I used this method (the one described by the OP in his first post) this morning. Usually I use the Value Area High and Value Area Low, and Point of Control, S1, R1, and horizontal trend lines for my trading parameters. It hasn't worked out too well. So I tried the technique that is being discussed here. I traded the ES this morning Feb-7th. As you know there was a significant downward action in the morning. I had my TL drawn. And when it fell out of the bottom TL, I waited for it to close back inside the the bottom TL using a 5 minute chart, and took a long. But I am a weak hand, and could not wait it out, and bailed once I started feeling some pain. But I think I have the general idea of how to do it, right? One thing that I struggled with was whether to use the after hours trend lines, or the regular trading hours trend lines. Eventually I went with the RTH trend lines. Do you have a preference? I am still working my way through the thread so if this has already been asked before, my apology.
Here is an even simpler algorithm: Buy if price has closed down 7 days in a row and is above the 100 day MA. (vice versa for shorts.) Now there is nothing magical about the numbers 7 and 100, but the concecpt is the same. The MA defines the trend, and the down closes define "temporary" weakness. And no, I have not back tested with out-of-sample data and money management stops to see if it has positive expectancy.
I didn't realize at the time of my post the complexity of how I trade. There are much simpler ways to trade technical price action than what I do. Some of what I do is really simple, stuff straight out of a trading book (1-2-3 patterns off key levels such as trend lines or 20EMAs). The chart you reference shows a fairly complex intraday scalping method I derived from observing cornix trade 6E with a 6-tick stop. I say "derived" because he probably doesn't trade the way I do, but the method I came up with was the result of my interpretation of what I imagined he was doing based on his live trade calls. I'm an intraday scalper and I sculpted a personal version of precision technical price action scalping. Because I honed my own particular methods based on broader concepts found in trading books, it all seems perfectly simple to me, because it's what I know inside and out. I will distill the essence of that chart and post: I prefer to be the second mouse who waits for extra confirmation but is more likely to get the cheese. The risk is that I miss a move, but as my friend Robert Weinstein told me many times when I was a newb, "It's OK. Another boat will come along."

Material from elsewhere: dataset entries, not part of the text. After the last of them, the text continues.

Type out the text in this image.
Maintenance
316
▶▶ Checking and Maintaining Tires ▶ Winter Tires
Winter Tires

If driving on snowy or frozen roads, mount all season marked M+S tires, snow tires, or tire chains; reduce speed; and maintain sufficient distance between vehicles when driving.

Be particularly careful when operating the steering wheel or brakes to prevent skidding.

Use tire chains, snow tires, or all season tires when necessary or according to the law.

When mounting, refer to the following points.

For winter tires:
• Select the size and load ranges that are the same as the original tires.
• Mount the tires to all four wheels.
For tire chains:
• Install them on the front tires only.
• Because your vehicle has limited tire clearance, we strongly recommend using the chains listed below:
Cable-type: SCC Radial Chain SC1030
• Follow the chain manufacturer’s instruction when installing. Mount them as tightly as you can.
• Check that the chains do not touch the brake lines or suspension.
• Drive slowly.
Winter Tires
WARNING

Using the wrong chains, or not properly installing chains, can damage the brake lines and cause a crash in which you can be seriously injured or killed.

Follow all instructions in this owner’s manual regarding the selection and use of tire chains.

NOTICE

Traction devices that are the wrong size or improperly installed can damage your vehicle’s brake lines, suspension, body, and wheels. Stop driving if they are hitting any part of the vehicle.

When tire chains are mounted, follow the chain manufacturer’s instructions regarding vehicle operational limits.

I remember this thread and how promising these methods seemed to me at first. So, has anyone used any of these methods to day trade successfully? I went through my old channel daytrades and tried to add a big picture context, tried to come up with specific rules on how to draw channels, recorded all the MFE/MAE data for every trade and tried to find the best profit targets and stops, etc. Never was able find anything to convince me that I could be profitable over time daytrading like this. Sure, there were profitable weeks, and even profitable months, but long-term consistency was not there. Am wondering if anyone else has used these methods to become profitable.
I read your post again today (the early post that referenced your chart), and I was able to figure out what you were saying. The first time I read it, I struggled to figure out what you were saying. I think it was more your writing style than anything else. But I went through it slowly tonight and studied it, and figured out your writing style, and I think I am pretty clear on it now. I really liked that post. It was good stuff. This whole thread is good. This is the kind of things that have been craving.
Must say that your imagination gave you a pretty good picture of what I did back then. Indeed it was 1-min fine-tuned entry in the context of 5-min PA.
Yea, second mouse entries are no doubts safer than the 1st mouse. I like them a lot, but take the 1st mouse too when PA favors it, because provided R:R is good it's worth to risk the small loss in exchange for a large gain potential sometimes.
At what point do you discard a channel and redraw? I know there's no right or wrong answer but am interested in a discussion on this. For intraday I was discarding after the third cross of one of it's boundaries. Meaning price can break out of a channel, can break back into it (failed breakout), and break back out of it again (failed failed bo) but after that I would not use it any more. I'm no longer day trading, but I still draw my best guess at a channel on the 10min NQ chart every morning before 9:30 market open and then later on get to see how price reacted to it during the day. Amazing how profitable this can be at times, and how unprofitable it can be at others. I don't understand it. Lately it's been in one of it's profitable phases so it has me thinking about this again. Anyone who is profitable using channels please contribute, even if your success has nothing to do with this thread.